Você gosta de música erudita? – Texto de Fernanda Villas Bôas

Eu adoro e conheço muita gente que detesta. Ou melhor: nunca prestou tanta atenção, mas prefere desgostar de cara para abreviar o trabalho de conferir. A publicidade também ajuda a impopularizar esse gênero. No verão, a Skol, em guerra contra a Nova Schin, lançou a propaganda da "ilha quadrada". Em contraposição à "ilha redonda", a quadrada tinha um bando de paspalhos com Q.I. de paquiderme. O som que rolava na ilha? Música erudita! Na ilha redonda, é claro, rock and roll.

O fato é o seguinte: para quem não costuma ouvir música erudita, esse gênero pode parecer, à primeira vista, datado, depressivo ou restrito a momentos especiais como casamento, solenidade de formatura ou chá beneficente. É um erro. Como poucos gêneros, o erudito, superelaborado, foi composto sob todas as inspirações humanas e, por isso mesmo, é capaz de provocar emoções em todas as faixas de sintonia. Quer alegria genuína? Ouça Bach. Prefere romantismo? Tente Liszt. Algo mais eletrizante? A dica é Wagner. Mozart é especial para se pensar em tudo aquilo que transcende a realidade concreta.

Algumas músicas eruditas também conseguem transportar o ouvinte para regiões inexploradas do inconsciente e extrair dessas regiões forças desconhecidas. Bolero é uma delas. O compositor Maurice Ravel dizia que Bolero podia ser resumido em "17 minutos de orquestra sem música nenhuma". Isso porque a composição se limita a um tema de oito compassos, que se repetem ao longo dos 17 minutos com diferentes acompanhamentos de orquestra. Acontece que o tema é tão grandioso, que ultrapassa essa repetição pelas imagens mentais que consegue produzir.

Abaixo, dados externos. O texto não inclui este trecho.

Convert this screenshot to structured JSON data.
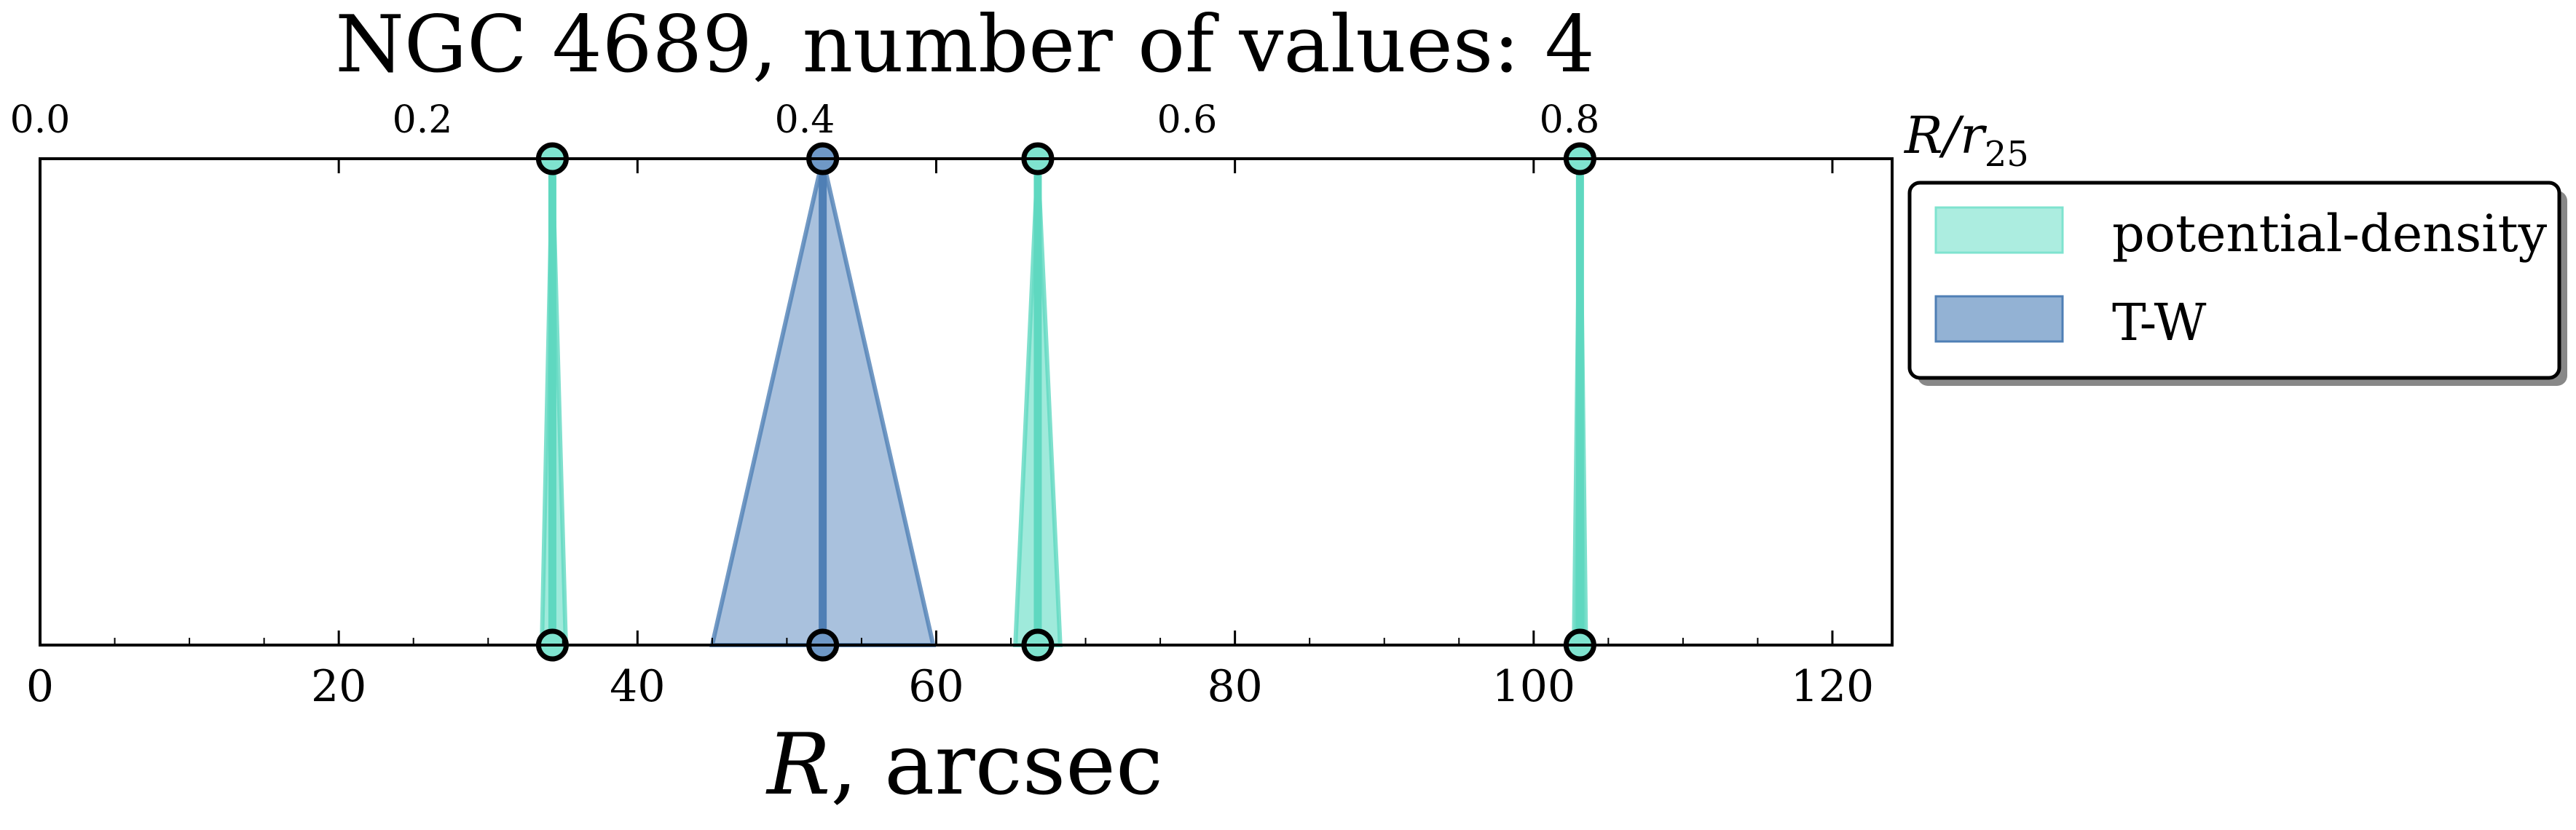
{
  "chart_data": {
    "type": "area",
    "title": "NGC 4689, number of values: 4",
    "xlabel_main": "R",
    "xlabel_unit": ", arcsec",
    "xlim": [
      0,
      124
    ],
    "xticks": [
      0,
      20,
      40,
      60,
      80,
      100,
      120
    ],
    "top_axis": {
      "label_main": "R/r",
      "label_sub": "25",
      "ticks": [
        "0.0",
        "0.2",
        "0.4",
        "0.6",
        "0.8"
      ],
      "tick_positions_arcsec": [
        0,
        25.6,
        51.2,
        76.8,
        102.4
      ]
    },
    "legend_placement": "upper-right, outside axes",
    "series": [
      {
        "name": "potential-density",
        "color": "#7fe3cf",
        "values": [
          {
            "center": 34.3,
            "left": 33.6,
            "right": 35.2
          },
          {
            "center": 66.8,
            "left": 65.3,
            "right": 68.3
          },
          {
            "center": 103.1,
            "left": 102.7,
            "right": 103.5
          }
        ]
      },
      {
        "name": "T-W",
        "color": "#6f98c6",
        "values": [
          {
            "center": 52.4,
            "left": 45.0,
            "right": 59.8
          }
        ]
      }
    ]
  }
}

Outra composição impressionante é a Nona Sinfonia, uma das mais conhecidas de Beethoven. Ela foi composta quando o autor já estava completamente surdo. Beethoven elaborou mentalmente as harmonias antes de transferir a peça para a partitura. O jornalista Paulo Francis, um grande ouvinte de música erudita, achava a Nona Sinfonia exagerada. Para ele, Beethoven perdeu o senso da "justa medida" com o agravamento do problema auditivo e acabou destoando essa sinfonia do conjunto de sua obra. É um comentário, no mínimo, discutível.

Beethoven tem passagens interessantes em sua vida. Consta que no seu único encontro com o compositor Franz Schubert nenhuma palavra foi dita. Certa vez, Schubert, um tímido incorrigível, compôs uma série de variações sobre uma conhecida música francesa e decidiu presentear Beethoven com a obra. Quando chegou à casa dele, Schubert recebeu do compositor, já bem comprometido pela surdez, um pedaço de papel e um lápis. Beethoven queria que Schubert lhe explicasse um trecho da tal obra. Acontece que ele ficou tão nervoso que saiu da casa do compositor sem dar qualquer justificativa. Claro que os dois nunca mais se viram, especialmente porque Beethoven era um temperamental nato.

Chopin, quem diria, também foi personagem de uma história bizarra ocorrida aqui mesmo no Brasil. Meu pai, testemunha ocular, é quem contava. Imagine a cena: Assis, década de trinta. Na cidadezinha, havia uma pequena livraria e um livreiro prosador e metido a bom conhecedor. Um dia, ele mostrou ao meu avô um livro de um autor alemão com o seguinte comentário: "veja o senhor como esses alemães são danados. Por causa de um passarinho desse "tamaninho", fazem um livro dessa grossura!". E exibiu, orgulhoso, o livro, com letra gótica na capa dura e trezentas e tantas páginas. Era uma biografia de Chopin. Mas para o livreiro, era mesmo um tratado sobre o chupim, o passarinho ordinário que acomoda seus filhotes no ninho do tico-tico.